肋骨がうっすらと浮き上がった腹には、男が欲望のままに何度も放出した液体が、一部固まりかけている。
漣は舌打ちをしながらそれをデッサン用のガーゼで雑に拭き、床に投げ捨てた。
手が煙草を探る。
いつも作業台の端に置いておいて、情事の後に一本吸うのが日課となっていた。
邪気は煙を嫌うと、この間偶然つけたテレビ番組、『真夏のホラー特集』で言っていた。
漣にとって喫煙は、浄化だ。
欲望に満ちた部屋も、
欲望を吐き出された体も、
貪られた唇も、
嘗め取られた体も全て、
煙で浄化する儀式だ。
「……あれ?」
しかし探せども探せども、漣の細い指に煙草は触れない。
(そっか。

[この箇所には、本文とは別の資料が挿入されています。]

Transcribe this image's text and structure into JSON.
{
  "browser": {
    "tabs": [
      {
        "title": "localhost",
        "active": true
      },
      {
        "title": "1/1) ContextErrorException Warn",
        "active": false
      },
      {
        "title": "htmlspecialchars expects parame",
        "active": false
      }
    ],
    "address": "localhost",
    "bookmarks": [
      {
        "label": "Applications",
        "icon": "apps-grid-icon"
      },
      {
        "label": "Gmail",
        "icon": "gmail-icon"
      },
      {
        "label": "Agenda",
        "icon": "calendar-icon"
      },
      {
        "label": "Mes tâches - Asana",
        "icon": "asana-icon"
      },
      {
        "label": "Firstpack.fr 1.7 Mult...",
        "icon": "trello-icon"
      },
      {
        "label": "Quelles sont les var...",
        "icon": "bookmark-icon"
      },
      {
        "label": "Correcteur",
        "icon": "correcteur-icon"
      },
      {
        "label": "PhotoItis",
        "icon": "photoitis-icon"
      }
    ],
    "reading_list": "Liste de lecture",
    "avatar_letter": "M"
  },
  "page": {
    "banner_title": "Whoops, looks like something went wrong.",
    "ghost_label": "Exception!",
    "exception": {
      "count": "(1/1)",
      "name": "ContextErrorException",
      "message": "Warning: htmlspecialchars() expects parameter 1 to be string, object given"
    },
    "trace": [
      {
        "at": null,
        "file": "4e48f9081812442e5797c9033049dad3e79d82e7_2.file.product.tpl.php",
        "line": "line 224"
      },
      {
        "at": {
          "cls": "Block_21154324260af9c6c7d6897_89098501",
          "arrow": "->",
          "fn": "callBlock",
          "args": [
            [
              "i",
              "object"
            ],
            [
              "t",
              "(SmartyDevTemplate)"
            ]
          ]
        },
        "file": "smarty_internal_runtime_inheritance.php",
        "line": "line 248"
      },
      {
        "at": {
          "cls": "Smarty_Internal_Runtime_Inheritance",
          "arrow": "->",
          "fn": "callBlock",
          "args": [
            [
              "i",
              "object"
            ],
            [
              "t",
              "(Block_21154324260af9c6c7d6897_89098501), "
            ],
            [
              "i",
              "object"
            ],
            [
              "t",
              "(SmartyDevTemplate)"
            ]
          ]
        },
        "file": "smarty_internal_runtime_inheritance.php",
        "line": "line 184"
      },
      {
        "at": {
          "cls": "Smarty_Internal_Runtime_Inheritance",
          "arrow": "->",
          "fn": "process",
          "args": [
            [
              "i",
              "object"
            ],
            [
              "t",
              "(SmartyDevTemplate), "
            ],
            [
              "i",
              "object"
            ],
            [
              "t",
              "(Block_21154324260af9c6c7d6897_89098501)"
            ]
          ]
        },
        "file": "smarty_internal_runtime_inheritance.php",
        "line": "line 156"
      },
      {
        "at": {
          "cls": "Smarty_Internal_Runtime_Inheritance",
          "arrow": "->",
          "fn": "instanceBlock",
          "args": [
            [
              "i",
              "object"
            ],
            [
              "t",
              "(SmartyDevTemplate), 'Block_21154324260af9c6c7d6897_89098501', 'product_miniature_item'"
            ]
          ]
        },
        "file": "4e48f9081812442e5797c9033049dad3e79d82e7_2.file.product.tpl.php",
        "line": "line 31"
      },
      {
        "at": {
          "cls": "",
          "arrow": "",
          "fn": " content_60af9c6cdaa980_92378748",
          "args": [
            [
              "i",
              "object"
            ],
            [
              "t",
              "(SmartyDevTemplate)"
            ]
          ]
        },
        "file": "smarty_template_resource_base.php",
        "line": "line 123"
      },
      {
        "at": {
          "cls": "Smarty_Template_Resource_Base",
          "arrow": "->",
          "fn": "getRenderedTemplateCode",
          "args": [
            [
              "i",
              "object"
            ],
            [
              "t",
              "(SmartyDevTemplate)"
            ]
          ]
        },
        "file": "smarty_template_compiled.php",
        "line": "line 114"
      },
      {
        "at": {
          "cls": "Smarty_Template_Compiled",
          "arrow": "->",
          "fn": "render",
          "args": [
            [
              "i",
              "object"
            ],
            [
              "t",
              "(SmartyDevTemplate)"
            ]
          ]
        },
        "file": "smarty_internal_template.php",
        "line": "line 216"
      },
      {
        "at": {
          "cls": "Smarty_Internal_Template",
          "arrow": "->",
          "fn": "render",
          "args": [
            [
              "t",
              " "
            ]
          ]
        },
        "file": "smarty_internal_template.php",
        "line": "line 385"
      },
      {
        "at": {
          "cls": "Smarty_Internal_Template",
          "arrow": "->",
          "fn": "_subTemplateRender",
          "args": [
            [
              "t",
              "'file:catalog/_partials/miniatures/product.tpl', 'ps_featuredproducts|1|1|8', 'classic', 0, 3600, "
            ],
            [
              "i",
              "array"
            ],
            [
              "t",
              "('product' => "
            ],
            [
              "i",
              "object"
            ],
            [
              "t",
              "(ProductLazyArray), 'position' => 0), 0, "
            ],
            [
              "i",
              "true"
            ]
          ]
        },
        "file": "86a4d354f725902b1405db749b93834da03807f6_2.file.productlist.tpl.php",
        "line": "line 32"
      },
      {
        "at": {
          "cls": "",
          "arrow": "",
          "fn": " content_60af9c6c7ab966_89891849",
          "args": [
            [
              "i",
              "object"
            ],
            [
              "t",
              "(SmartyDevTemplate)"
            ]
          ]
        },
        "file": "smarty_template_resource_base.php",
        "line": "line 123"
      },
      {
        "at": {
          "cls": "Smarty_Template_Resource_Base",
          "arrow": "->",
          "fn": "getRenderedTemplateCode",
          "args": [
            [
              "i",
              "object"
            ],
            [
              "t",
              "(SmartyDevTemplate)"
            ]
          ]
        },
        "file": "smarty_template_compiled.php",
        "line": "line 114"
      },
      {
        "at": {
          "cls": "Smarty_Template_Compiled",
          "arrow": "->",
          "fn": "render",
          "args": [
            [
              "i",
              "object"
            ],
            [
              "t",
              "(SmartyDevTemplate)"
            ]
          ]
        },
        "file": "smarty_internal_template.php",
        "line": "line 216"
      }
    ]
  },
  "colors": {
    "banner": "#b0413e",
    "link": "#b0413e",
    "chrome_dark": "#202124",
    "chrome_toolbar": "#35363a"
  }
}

クジ先生に盗られたんだった)
漣は深い溜息をつきながら頭を垂れて後頭部をガリガリと掻きむしった。
「……兄貴?」
その時アトリエ内に低い声が響き渡った。
「楓(かえで)……?」
慌てて立ち上がると、自宅に通じる廊下から、弟が顔を覗かせていた。
(ギリセーフ……)
漣は、パンツとジーンズを履いた下半身を見下ろして胸を撫でおろした。
「……また、煙草?」
楓はこちらを見ている。逆光だから表情は見えないが、暗いアトリエに一人半裸でいる兄に何の疑問も覚えず微笑んでいるのだろう。
「母さんに言うなよ」
「大丈夫。今日夜勤だから」
楓はふふふと笑った。
(……知ってる。夜勤の日を選んでるから)
心の中で毒づきながらも、
「おっし。セーフ!」
両手を広げておどけて見せる。
「……風呂。空いたよ」
振り返った楓の顔が、廊下の照明でやっと見えた。
よかった。いつも通り微笑んでいる。
「ああ、サンキュ」
漣はそこら辺に落ちていたTシャツを拾い上げた。
脳裏に浮かんだ歌を口ずさみながら楓の後に続く。
♪例えば君が傷ついて
「あれ?なんだっけ、その歌」
♪くじけそうになった時は
「ふふ。なんでそこ強調すんの?」
♪かならず僕がそばにいて
「あ、思い出した。”BELIEVE”だ。アタリでしょ」
♪ささえてあげるよ その肩を
「……ちょ、重い!重いって!肩組むな!兄貴!」
二人の笑い声は、暗いアトリエに溶けていった。